Imperial Technology and 'Native' Agency: A Social History of Railways in Colonial India, 1850–1920 (2018)
This book explores the impact of railways on colonial Indian society from the
commencement of railway operations in the mid-nineteenth to the early decades
of the twentieth century.
The book represents a historiographical departure. Using new archival evidence
as well as travelogues written by Indian railway travellers in Bengali and Hindi,
this book suggests that the impact of railways on colonial Indian society were
more heterogeneous and complex than anticipated either by India's colonial
railway builders or currently assumed by post-colonial scholars.
At a related level, the book argues that this complex outcome of the impact of
railways on colonial Indian society was a product of the interaction between the
colonial context of technology transfer and the Indian railway passengers who
mediated this process at an everyday level.
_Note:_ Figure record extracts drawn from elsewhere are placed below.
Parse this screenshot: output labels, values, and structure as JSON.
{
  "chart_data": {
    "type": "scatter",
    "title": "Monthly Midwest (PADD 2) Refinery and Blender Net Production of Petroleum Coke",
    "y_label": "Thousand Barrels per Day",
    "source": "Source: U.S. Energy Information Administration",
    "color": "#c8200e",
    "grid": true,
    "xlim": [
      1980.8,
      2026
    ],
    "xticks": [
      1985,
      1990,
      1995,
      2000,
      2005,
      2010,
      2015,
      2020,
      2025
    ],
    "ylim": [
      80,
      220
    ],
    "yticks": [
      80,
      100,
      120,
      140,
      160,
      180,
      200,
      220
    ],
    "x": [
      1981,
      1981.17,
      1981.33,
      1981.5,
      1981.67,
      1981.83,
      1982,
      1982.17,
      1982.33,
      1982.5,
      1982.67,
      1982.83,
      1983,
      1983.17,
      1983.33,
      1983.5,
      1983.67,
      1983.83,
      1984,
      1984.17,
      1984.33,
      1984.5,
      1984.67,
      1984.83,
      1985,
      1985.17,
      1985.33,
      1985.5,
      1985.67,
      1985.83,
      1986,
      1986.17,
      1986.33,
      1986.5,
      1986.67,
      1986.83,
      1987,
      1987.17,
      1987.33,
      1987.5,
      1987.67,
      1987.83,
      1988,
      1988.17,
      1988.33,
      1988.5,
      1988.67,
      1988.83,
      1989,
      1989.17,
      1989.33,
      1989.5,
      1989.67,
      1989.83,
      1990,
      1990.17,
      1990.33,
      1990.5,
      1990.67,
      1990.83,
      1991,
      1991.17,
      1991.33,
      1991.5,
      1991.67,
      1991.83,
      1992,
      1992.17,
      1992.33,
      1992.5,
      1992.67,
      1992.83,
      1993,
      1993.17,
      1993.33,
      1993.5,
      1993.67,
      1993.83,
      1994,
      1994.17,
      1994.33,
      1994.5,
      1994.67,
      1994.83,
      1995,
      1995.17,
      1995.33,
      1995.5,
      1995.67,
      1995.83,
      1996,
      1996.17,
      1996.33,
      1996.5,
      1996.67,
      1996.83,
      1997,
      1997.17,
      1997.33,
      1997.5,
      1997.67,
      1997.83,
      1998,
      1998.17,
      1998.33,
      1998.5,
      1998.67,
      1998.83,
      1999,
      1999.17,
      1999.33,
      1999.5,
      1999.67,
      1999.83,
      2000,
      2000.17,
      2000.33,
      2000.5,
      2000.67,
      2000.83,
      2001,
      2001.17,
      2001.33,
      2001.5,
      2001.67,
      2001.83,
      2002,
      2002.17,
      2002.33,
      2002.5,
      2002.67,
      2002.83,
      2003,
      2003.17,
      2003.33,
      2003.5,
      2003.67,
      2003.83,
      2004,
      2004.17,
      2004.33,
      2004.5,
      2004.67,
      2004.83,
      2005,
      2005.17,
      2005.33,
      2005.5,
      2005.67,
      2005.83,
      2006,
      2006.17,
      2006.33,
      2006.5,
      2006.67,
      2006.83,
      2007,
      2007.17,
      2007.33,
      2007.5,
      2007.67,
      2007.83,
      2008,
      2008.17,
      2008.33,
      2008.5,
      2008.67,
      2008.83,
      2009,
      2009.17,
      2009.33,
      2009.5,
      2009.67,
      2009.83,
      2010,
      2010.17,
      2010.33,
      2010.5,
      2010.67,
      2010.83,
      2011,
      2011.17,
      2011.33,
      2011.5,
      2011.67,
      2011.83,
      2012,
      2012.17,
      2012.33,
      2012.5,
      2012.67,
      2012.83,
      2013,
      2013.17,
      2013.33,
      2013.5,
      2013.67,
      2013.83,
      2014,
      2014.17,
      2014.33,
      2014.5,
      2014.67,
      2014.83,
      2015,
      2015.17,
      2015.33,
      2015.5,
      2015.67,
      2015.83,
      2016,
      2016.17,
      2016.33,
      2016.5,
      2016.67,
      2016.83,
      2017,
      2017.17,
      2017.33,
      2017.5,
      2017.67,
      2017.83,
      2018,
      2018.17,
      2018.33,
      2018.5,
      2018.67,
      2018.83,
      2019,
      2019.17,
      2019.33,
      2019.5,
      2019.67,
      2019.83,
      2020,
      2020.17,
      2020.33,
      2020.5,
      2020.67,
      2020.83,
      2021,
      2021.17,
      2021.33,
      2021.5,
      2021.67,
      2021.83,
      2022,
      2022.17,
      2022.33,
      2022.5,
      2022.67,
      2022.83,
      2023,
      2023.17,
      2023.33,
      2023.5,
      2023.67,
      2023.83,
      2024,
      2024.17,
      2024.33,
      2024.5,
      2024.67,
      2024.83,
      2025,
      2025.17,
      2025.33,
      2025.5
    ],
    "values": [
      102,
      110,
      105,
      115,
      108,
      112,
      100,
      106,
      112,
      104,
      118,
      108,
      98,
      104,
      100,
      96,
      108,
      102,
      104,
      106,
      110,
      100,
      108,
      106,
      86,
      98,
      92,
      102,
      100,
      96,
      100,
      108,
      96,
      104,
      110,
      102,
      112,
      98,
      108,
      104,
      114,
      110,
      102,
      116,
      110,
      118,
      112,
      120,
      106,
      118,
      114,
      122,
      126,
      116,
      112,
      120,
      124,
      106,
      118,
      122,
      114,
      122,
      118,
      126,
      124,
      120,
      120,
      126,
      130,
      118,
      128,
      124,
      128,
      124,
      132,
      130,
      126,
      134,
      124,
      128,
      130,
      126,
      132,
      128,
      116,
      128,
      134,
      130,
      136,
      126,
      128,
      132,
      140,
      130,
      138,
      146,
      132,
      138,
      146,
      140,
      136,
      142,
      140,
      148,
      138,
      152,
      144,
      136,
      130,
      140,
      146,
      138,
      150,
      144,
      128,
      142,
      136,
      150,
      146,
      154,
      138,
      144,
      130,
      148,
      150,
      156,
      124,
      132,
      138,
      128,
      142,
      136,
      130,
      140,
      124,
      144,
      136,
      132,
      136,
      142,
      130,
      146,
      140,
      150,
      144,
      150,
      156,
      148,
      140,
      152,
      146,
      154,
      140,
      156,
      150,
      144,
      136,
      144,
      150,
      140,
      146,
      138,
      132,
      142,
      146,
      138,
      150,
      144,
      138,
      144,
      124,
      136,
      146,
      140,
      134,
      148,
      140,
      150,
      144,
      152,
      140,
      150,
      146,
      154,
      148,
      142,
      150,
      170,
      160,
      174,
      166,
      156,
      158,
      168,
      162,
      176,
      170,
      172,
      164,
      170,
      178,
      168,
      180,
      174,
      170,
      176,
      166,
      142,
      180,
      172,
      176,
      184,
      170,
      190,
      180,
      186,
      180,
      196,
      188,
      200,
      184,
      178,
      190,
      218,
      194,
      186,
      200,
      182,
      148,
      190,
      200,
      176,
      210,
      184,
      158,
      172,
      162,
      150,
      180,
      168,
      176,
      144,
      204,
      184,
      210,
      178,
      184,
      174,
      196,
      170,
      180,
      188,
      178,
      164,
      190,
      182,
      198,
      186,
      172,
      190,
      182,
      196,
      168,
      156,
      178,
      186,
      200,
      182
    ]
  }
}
In other words, this book claims
that the colonised 'natives' were not bystanders in this process of imposition of
an imperial technology from above. On the contrary, Indians, both as railway
passengers and otherwise influenced the nature and the direction of the impact of
an oft-celebrated 'tool of Empire'.
The historiographical departures suggested in the book are based on examining
railway spaces as social spaces – a methodological index influenced by Henri
Lefebvre's idea of social spaces as means of control, domination and power.